Note from Dr Billy – Recent events have led me to reminisce, reflect and re-focus on life. And as I pondered, I remembered this one article entitled “The Cycle of Grief” that was published in the Straits Times some time ago, and I feel it’s timely to share it now.
Yet again, we are subjected to unpredictable economic conditions. Perhaps unpredictable is not the word as there have been many warning signs before we confirmed that we are in a technical recession.
Business process re-engineering, cost cutting and retrenchment are terms that enjoyed much publicity during these difficult times.
Therefore, in many people’s mind, the thoughts are “What do we do?” and “What happens if…?“
Being out of a job is a catastrophic experience for many of us and this experience can be mentally, physically and emotionally harmful for some people.
Losing the lifeline can be a very stressful experience. As much as these are natural reactions, there are responses that one can adopt. These will help us to move on with our lives positively.
Perhaps a simple example would help you recall a time when you had to face challenges and rise upon them.
In my workshops on change management, I sometimes start by getting people to change seats and then I take a poll.

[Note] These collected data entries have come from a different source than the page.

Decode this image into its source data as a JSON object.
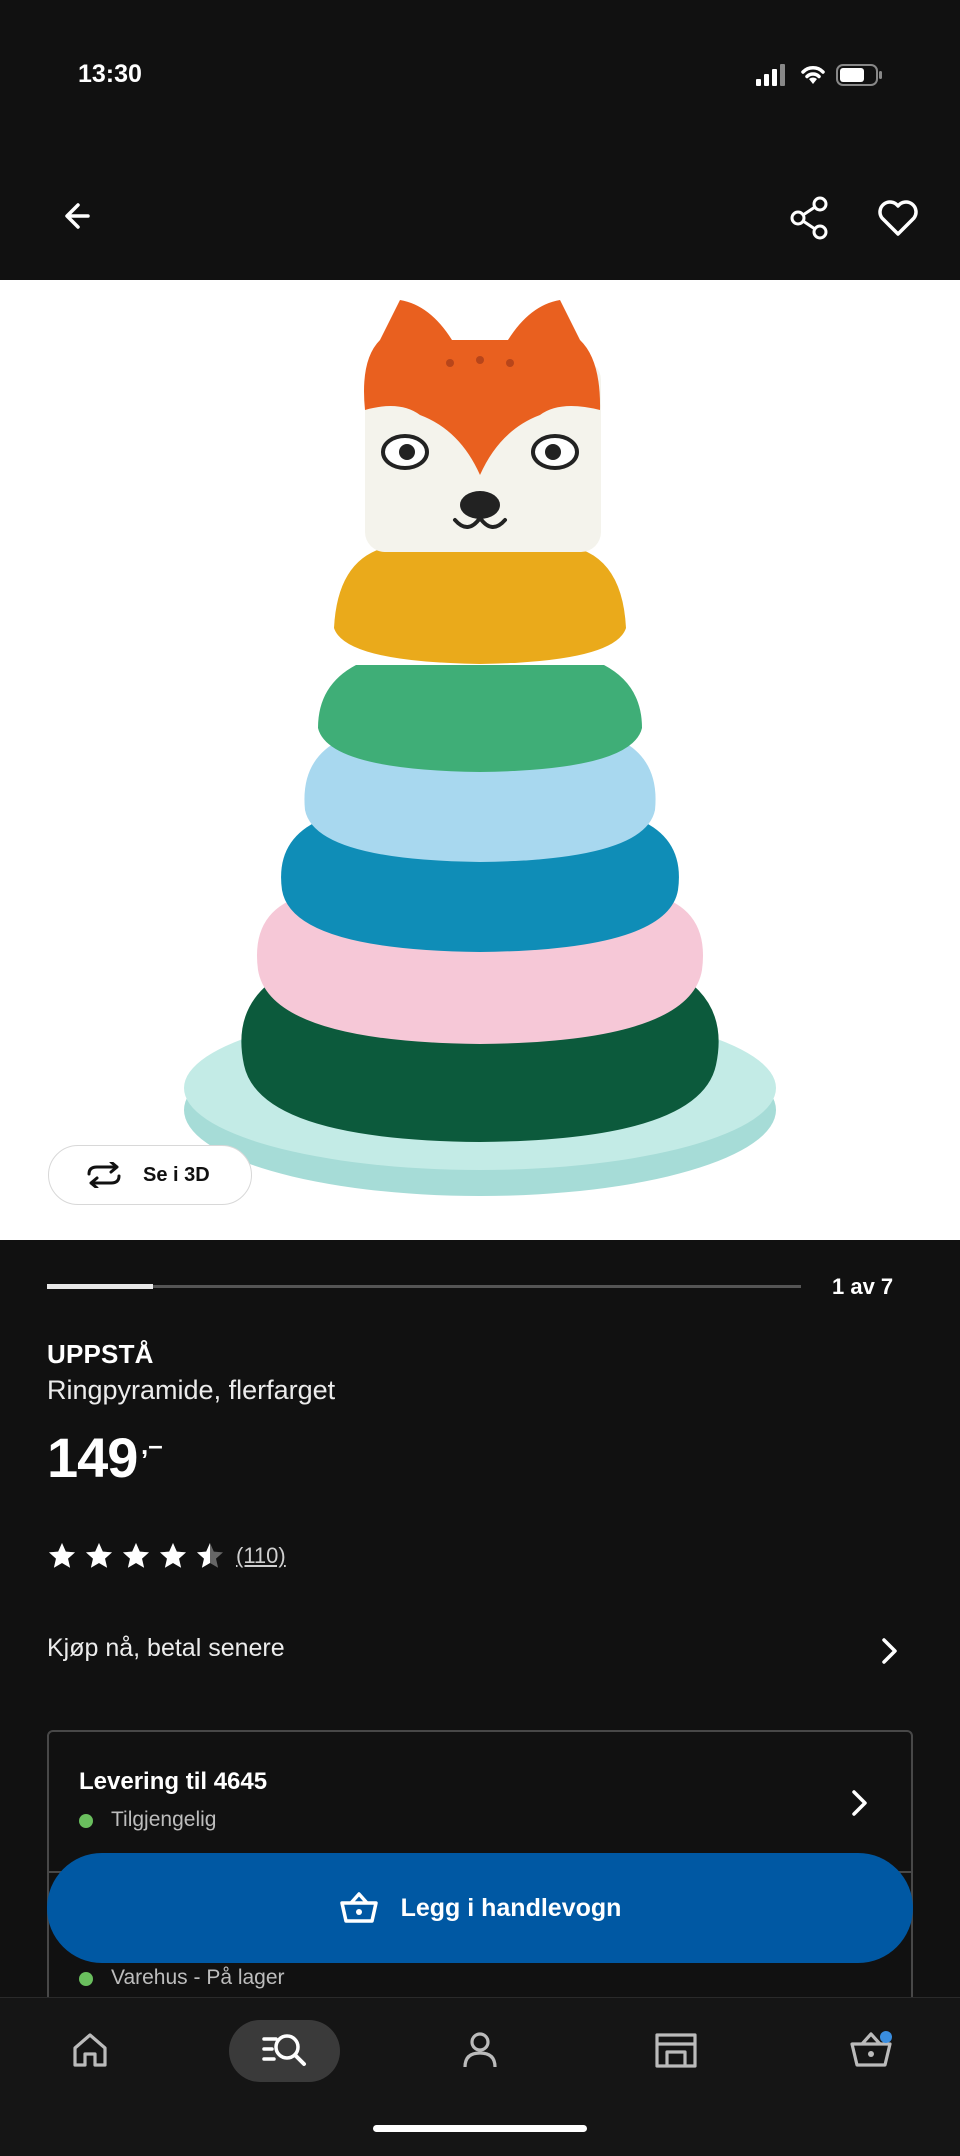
{
  "status_bar": {
    "time": "13:30"
  },
  "header": {
    "back_icon": "arrow-left-icon",
    "share_icon": "share-icon",
    "favorite_icon": "heart-icon"
  },
  "gallery": {
    "view_3d_label": "Se i 3D",
    "counter": "1 av 7",
    "progress": 0.14
  },
  "product": {
    "brand": "UPPSTÅ",
    "description": "Ringpyramide, flerfarget",
    "price": "149",
    "price_suffix": ",–",
    "rating": 4.5,
    "review_count": "(110)"
  },
  "bnpl": {
    "label": "Kjøp nå, betal senere"
  },
  "delivery": {
    "title": "Levering til 4645",
    "status": "Tilgjengelig",
    "store_status": "Varehus - På lager",
    "status_color": "#6abf5e"
  },
  "cart_button": {
    "label": "Legg i handlevogn",
    "color": "#0058a3"
  },
  "nav": {
    "items": [
      "home-icon",
      "search-icon",
      "account-icon",
      "store-icon",
      "cart-icon"
    ],
    "active": "search-icon"
  }
}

Not surprisingly, I will learn that most people resist the idea at first (well, some admitted that they detest it while the majority indicated a little resistance).
My next question however, also generates a unanimous answer: As much as we dislike change and getting out of our comfort zone, we also settle in the new environment or situation very quickly.
We all have the natural ability to adapt to change and challenges. Some rise to it while others falter.
The Cycle of Grief
We experience a cycle of grief when we lose our jobs. Michael Farr, author of “The Quick Job Search“, proposes that we go through the grief in stages, namely shock, denial, anger or shame, depression and finally acceptance.
Shock occurs when we are surprised by the bad news and when the dreadful happens to us. Denial comes next when we cannot come to terms with the loss. Anger and shame then crop up resulting in us justifying, blaming and finger pointing.
Unfortunately, our society is a judgmental one that is quite unforgiving and that intensifies the feelings of anger and shame.
After some time, depression sets in and finally, we accept the reality and then summon the energy and motivation to move ahead.
Understandably, different people have different timeframes to reach the desired state of acceptance where we begin anew and seek a new job or a new area of interest to pursue our career.
The most important thing at this juncture is to understand the stages that we go through inevitably and get out of it fast. The sooner we deal with it, the faster we accept reality and the earlier we move on. Remember, there is a difference between failing and being a failure.
Let’s move on
The pain-pleasure principle of motivation states that those motivated by pain will move faster in these tough times but those motivated by pleasure can take time off to visualise a positive future state and create the urge to surge ahead.